Les derniers jours de la rivière Kelani

4 févr. 2015

En janvier dernier, ma copine et moi sommes partis pour un voyage épique au Sri Lanka. Pourquoi le Sri Lanka, car ce n'est pas une destination très connue et populaire auprès des nord-américains ? En fait, nous voulions aller dans une destination peu connue, sortir un peu des sentiers battus. Nous voulions vivre une expérience culturelle profonde, surfer dans l'océan indien, voir des animaux sauvages et des paysages incroyables. Le Sri Lanka avait tout ce que nous voulions. Le kayak n'était pas le but du voyage, mais nous avons pensé que ce serait sympa de passer un ou deux jours à pagayer sur la rivière Kelani à Kitulgala.

A la fin de notre voyage, nous sommes allés à Kitulgala. Dans cette petite ville, il n'y a pas beaucoup d'hôtels et pas beaucoup de restaurants, mais il y a plus de 10 compagnies de rafting. Quand j'ai vu un tuk-tuk avec un radeau de 14 pieds sur le toit, j'ai su que nous étions au bon endroit. Dès notre arrivée, nous sommes allés à Borderlands qui est une grande compagnie de rafting et le seul endroit où l'on peut se procurer un kayak et du matériel. Nous avons rencontré Wade Campbell, son compatriote canadien et propriétaire de l'endroit. Avec Wade, nous avons organisé une belle sortie pour pagayer sur la rivière Kelani le lendemain avec Kandy, un kayakiste local et guide de rafting génial.

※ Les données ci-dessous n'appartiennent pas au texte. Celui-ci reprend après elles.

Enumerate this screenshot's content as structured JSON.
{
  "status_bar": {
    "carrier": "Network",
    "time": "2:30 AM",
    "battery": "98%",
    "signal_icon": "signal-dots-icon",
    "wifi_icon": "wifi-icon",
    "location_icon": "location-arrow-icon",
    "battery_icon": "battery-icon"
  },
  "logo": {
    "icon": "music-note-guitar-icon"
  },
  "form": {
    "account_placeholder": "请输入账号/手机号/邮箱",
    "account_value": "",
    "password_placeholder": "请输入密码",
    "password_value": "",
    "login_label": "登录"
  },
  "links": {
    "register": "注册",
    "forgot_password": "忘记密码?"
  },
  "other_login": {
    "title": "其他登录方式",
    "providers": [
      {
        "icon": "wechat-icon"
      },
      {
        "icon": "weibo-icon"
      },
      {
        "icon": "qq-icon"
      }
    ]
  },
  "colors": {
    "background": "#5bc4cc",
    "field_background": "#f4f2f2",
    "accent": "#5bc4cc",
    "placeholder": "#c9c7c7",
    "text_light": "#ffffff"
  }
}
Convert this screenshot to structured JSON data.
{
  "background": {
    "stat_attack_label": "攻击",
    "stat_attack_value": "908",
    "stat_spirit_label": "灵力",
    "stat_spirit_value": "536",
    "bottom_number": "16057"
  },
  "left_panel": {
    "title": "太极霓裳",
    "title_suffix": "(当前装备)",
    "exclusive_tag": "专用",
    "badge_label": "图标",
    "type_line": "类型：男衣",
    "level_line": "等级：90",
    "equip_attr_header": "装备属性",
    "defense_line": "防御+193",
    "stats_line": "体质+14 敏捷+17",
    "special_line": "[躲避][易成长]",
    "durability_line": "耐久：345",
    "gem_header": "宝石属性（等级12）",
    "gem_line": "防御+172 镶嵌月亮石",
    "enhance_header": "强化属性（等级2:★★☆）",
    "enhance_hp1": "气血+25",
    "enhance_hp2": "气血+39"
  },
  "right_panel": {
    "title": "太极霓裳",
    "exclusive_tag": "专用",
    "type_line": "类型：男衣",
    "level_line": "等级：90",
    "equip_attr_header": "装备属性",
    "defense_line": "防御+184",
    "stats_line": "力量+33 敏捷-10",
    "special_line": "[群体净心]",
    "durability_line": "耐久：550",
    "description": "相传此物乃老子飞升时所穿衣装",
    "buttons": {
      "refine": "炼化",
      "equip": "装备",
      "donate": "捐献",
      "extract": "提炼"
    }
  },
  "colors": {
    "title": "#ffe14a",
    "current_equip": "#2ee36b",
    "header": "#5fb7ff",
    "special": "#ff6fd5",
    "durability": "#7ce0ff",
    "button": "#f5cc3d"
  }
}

Le lendemain, nous avons pris notre équipement et nous sommes dirigés vers la mise à l'eau de la section supérieure de la rivière Kelani, Kandy et moi étions sur le point de parcourir la section supérieure (IV) et ma petite amie nous attendrait au début de la section inférieure (III).

Quand nous sommes arrivés au point de départ, j'ai vu quelque chose auquel je ne m'attendais pas du tout. L'une des plus grandes destructions naturelles que j'ai vues de ma vie. Ils étaient, et ils sont, s jusqu'à la construction d'un barrage sur la rivière Kelani, juste à l'endroit où la partie supérieure du barrage est en train d'être mise en eau. Un ouvrier chinois est rapidement venu nous dire de ne pas aller dans la rivière car c'était dangereux. Ils étaient sur le point de faire des dynamitages. Je me souviendrai toujours de la réponse de Kandy à ce type : '' tu sais ce qui est vraiment dangereux ? Ça ! (en montrant le futur barrage). La rivière va s'arrêter de couler, pas de rivière, pas de vie, c'est dangereux ! ''.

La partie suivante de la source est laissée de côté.